Frequently Asked Questions¶
Does X library do the same thing?¶
See Prior Work.
In particular, does the library in question know to invalidate when your source
code changes? What if foo()
calls bar()
, foo()
is cached, and
bar()
changes?
Just use a workflow manager¶
Workflow managers help when you need to get a fresh copy of the results, but they have a blind spot. lot of engineers practice iterative development where small changes are common. Do you have to rerun a long-running task if one line changes?
The better answer is: Use both. Workflow managers decide whether or not to run
your program. If they decide to run your program, charmonium.cache
will
speed that up.
Does this work on instance methods?¶
Yes.
>>> from charmonium.cache import memoize
>>> class Class:
... def __init__(self, y):
... self.y = y
... @memoize()
... def foo(self, x):
... print("Recomputing")
... return x + self.y
...
>>> obj = Class(3)
>>> obj.foo(4)
Recomputing
7
>>> obj.foo(4)
7
>>> obj.y = 5
>>> obj.foo(4)
Recomputing
9
Just make sure to put the @classmethod
and @staticmethod
above the @memoize()
, as usual.
Does the cache detect changing something by inheritance?¶
Yes.
class A:
def foo(self):
return 1
class B(A):
pass
@memoize()
def do_foo(obj):
return obj.foo()
print(do_foo(B())) # prints 1
...
class A:
def foo(self):
return 2
...
print(do_foo(B())) # prints 2
This works because the library does not use the default language hash
. It uses
a comprehensive charmonium.freeze
, which takes into account the methods
attached to an object. Likewise, the cache will detect adding the method in the
child class.
...
class B(A):
def foo(self):
return 3
...
print(do_foo(B())) # prints 3
Does the cache know about global variables?¶
Yes.
>>> from charmonium.cache import memoize
>>> i = 0
>>> @memoize()
... def square(x):
... return x**2 + i
...
>>> print(square(4))
16
>>> i = 1
>>> print(square(4))
17
charmonium.freeze
knows how to find the closure of the function square
, which
includes the global variables it refernces.
Does the cache know about reflection?¶
The cache is safe with respect to getattr
reflection. This is because
charmonium.freeze
hashes all of the attributes.
>>> from charmonium.cache import memoize
>>> @memoize()
... def get_x(obj):
... return getattr(obj, "x")
...
>>> class Struct:
... pass
>>> obj = Struct()
>>> obj.x = 4
>>> get_x(obj)
4
>>> obj.x = 5
>>> get_x(obj)
5
However, the cache doesn’t know about purely string-based reflection, like
globals()["variable"]
. This is a useful escape hatch when you want the cache
to ignore something.
>>> from charmonium.cache import memoize
>>> @memoize()
... def get_x():
... return globals()["x"]
...
>>> x = 4
>>> get_x()
4
>>> x = 5
>>> get_x() # we get a stale result
4
How does the cache know about source-code changes in a C library?¶
It doesn’t.

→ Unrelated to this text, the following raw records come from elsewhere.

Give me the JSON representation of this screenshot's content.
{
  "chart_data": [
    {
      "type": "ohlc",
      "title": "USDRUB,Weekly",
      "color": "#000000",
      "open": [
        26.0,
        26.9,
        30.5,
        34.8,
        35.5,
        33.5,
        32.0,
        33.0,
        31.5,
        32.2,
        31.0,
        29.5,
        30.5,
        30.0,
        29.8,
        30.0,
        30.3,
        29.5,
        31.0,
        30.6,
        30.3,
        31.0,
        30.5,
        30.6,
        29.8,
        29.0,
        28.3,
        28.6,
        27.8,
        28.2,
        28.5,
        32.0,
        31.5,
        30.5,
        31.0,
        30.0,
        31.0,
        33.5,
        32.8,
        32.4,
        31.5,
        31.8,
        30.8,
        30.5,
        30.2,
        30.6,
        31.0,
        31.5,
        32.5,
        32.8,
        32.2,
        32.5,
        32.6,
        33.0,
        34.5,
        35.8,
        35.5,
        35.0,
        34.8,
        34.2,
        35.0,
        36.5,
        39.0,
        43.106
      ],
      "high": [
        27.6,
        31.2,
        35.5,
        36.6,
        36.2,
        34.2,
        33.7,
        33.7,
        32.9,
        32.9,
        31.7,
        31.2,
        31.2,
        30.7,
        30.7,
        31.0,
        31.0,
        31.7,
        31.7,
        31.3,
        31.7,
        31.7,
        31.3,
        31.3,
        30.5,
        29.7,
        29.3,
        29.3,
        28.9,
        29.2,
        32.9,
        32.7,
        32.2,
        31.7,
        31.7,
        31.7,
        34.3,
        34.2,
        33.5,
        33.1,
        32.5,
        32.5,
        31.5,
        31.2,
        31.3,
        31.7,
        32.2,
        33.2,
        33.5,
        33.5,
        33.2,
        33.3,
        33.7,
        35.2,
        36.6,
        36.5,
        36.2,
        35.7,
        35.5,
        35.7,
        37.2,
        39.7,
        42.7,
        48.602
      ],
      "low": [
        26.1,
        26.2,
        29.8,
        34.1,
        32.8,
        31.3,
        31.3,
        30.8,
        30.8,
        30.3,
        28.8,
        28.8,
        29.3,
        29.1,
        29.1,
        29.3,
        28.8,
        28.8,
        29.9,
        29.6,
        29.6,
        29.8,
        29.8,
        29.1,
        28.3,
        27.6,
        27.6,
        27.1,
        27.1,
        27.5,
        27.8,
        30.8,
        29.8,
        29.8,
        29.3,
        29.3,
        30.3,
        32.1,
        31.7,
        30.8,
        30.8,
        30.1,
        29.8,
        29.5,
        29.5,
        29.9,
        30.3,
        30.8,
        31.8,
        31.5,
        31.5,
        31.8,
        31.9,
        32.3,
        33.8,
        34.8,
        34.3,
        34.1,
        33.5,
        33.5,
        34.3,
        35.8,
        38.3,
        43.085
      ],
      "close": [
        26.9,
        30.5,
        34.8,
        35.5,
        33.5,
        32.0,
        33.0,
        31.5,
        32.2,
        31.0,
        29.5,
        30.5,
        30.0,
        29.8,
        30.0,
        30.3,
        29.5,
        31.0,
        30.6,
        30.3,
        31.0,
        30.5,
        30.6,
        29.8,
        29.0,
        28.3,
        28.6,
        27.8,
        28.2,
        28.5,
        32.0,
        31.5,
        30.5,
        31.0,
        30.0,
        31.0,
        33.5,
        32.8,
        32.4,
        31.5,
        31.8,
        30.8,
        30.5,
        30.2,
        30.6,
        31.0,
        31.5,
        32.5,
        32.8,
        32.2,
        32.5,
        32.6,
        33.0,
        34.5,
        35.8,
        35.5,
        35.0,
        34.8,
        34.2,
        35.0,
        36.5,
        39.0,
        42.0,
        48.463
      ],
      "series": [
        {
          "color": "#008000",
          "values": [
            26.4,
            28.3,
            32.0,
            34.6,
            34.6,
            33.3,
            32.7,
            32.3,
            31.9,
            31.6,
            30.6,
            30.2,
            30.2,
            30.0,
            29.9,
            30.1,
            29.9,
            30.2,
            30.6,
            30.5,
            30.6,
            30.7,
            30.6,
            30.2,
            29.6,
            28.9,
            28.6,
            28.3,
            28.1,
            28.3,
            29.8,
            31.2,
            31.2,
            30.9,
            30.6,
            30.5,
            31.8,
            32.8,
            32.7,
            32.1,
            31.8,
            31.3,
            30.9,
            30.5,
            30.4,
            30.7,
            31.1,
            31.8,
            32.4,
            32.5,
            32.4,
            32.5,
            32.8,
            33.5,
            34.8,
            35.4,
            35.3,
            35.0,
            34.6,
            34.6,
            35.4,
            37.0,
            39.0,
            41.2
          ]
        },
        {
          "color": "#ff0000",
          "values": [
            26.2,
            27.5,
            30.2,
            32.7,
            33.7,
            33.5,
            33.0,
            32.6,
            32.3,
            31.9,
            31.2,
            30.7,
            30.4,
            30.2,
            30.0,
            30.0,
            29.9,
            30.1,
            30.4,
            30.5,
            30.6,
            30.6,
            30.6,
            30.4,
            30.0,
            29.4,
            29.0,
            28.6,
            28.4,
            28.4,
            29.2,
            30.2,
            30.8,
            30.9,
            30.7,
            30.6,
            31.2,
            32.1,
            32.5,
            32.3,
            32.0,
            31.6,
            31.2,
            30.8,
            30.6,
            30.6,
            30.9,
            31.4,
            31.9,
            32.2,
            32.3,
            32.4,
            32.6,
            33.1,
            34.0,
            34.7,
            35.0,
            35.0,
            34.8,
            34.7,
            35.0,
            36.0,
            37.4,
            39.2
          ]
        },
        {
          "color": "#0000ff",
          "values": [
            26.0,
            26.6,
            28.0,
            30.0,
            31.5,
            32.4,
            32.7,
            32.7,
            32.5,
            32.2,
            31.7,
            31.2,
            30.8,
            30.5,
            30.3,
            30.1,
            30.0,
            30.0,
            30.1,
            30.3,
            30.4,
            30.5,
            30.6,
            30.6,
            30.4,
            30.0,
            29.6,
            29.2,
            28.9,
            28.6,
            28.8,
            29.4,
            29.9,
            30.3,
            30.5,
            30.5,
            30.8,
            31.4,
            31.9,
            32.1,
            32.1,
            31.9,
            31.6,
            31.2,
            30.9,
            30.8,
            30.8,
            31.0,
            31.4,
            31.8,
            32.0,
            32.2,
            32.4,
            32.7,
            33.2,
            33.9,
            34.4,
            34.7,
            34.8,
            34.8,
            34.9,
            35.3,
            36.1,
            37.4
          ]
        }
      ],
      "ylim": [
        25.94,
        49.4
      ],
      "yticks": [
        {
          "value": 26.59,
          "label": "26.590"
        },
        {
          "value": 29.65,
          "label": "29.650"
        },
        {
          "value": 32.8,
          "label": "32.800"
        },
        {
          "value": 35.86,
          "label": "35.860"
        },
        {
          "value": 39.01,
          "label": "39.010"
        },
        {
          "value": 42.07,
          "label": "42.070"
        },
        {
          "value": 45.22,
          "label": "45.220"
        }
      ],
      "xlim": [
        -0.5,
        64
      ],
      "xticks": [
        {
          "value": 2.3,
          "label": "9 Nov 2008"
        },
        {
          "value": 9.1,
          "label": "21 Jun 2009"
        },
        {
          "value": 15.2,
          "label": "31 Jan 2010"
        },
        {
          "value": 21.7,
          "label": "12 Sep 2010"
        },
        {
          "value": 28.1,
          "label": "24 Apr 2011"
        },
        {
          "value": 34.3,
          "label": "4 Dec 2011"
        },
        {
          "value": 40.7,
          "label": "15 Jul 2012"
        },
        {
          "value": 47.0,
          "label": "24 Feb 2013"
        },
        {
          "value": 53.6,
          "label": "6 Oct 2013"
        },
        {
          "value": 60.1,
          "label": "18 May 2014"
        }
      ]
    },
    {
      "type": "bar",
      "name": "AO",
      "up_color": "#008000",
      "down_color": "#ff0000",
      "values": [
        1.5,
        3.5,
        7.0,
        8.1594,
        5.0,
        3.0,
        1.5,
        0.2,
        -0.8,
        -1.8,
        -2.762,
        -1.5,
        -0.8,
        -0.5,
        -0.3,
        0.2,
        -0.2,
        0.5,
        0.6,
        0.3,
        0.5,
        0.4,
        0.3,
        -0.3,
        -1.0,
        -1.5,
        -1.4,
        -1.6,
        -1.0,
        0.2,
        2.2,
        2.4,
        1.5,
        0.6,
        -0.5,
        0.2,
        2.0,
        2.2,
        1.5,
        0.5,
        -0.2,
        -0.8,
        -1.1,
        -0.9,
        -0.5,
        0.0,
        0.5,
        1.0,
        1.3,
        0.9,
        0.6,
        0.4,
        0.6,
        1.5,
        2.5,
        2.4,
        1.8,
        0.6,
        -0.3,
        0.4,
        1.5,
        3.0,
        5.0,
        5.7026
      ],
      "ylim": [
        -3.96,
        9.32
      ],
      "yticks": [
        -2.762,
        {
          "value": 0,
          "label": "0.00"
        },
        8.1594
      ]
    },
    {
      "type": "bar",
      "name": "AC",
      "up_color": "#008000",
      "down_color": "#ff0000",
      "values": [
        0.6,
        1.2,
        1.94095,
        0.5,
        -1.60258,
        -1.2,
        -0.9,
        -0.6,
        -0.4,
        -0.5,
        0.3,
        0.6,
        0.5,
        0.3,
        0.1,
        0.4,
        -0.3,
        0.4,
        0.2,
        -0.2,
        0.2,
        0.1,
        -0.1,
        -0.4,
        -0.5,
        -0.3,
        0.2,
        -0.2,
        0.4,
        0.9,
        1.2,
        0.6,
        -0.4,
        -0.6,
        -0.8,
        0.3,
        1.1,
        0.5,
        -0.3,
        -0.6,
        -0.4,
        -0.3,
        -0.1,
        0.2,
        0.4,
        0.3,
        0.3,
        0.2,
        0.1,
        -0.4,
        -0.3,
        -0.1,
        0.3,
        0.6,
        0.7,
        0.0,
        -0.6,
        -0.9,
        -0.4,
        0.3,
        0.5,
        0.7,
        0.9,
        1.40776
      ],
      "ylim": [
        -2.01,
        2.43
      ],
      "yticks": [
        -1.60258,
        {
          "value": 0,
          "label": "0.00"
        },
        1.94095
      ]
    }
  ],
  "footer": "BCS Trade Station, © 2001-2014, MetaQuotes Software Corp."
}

That is one of the shortcomings. However, in practice this is probably ok. Most C libraries are not going to be changing frequently (projects that use Numpy rarely change Numpy).
What about impure functions?¶
The library does its best to detect language-level impurities: that is,
modifying global variables. However, there exist environmental impurities:
open(file).read()
will be non-deterministic if the underlying file
changes. This library has a much harder time detecting this, but it should be
fairly obvious to the user when they write a non-deterministic function. Don’t
cache those.
What about reading the filesystem or network?¶
Unfortunately, this library can’t tell if your function reads the filesystem or network to get its result. If you still want to cache this function, see Capturing Filesystem Side-Effects.
I’m working on a way of detecting this kind of impurity and warning the user, so they don’t get blindsided by stale results.
What about random number generators?¶
The RNG state for builtin random
and most other random number generators is
stored in a module-level global variable, which means the cache will know to
re-call the function.
>>> from charmonium.cache import memoize
>>> from random import randint, seed; seed(1)
>>> @memoize()
... def foo():
... return randint(0, 10)
...
>>> foo()
4
>>> foo()
1
I’m still not convinced this is safe for my particular use-case.¶
If you suspect the cache is returning stale results, you can disable it globally
with export CHARMONIUM_CACHE_DISABLE=1
. This makes it easy to tell if this
library is causing your problem.
This library is not invalidating when it should or invalidating when it shouldn’t.¶
You’ve found a bug. See Debugging if you want to debug this yourself. Please file it on GitHub, so I know about it.
Isn’t Pickle insecure?¶
This library is un/pickling data that one of your dependent packages wrote. If that dependent package was malicious, it could already execute arbitrary code on your machine when you included it in your project. Using this library does not increase your attack surface. Always vet your dependencies.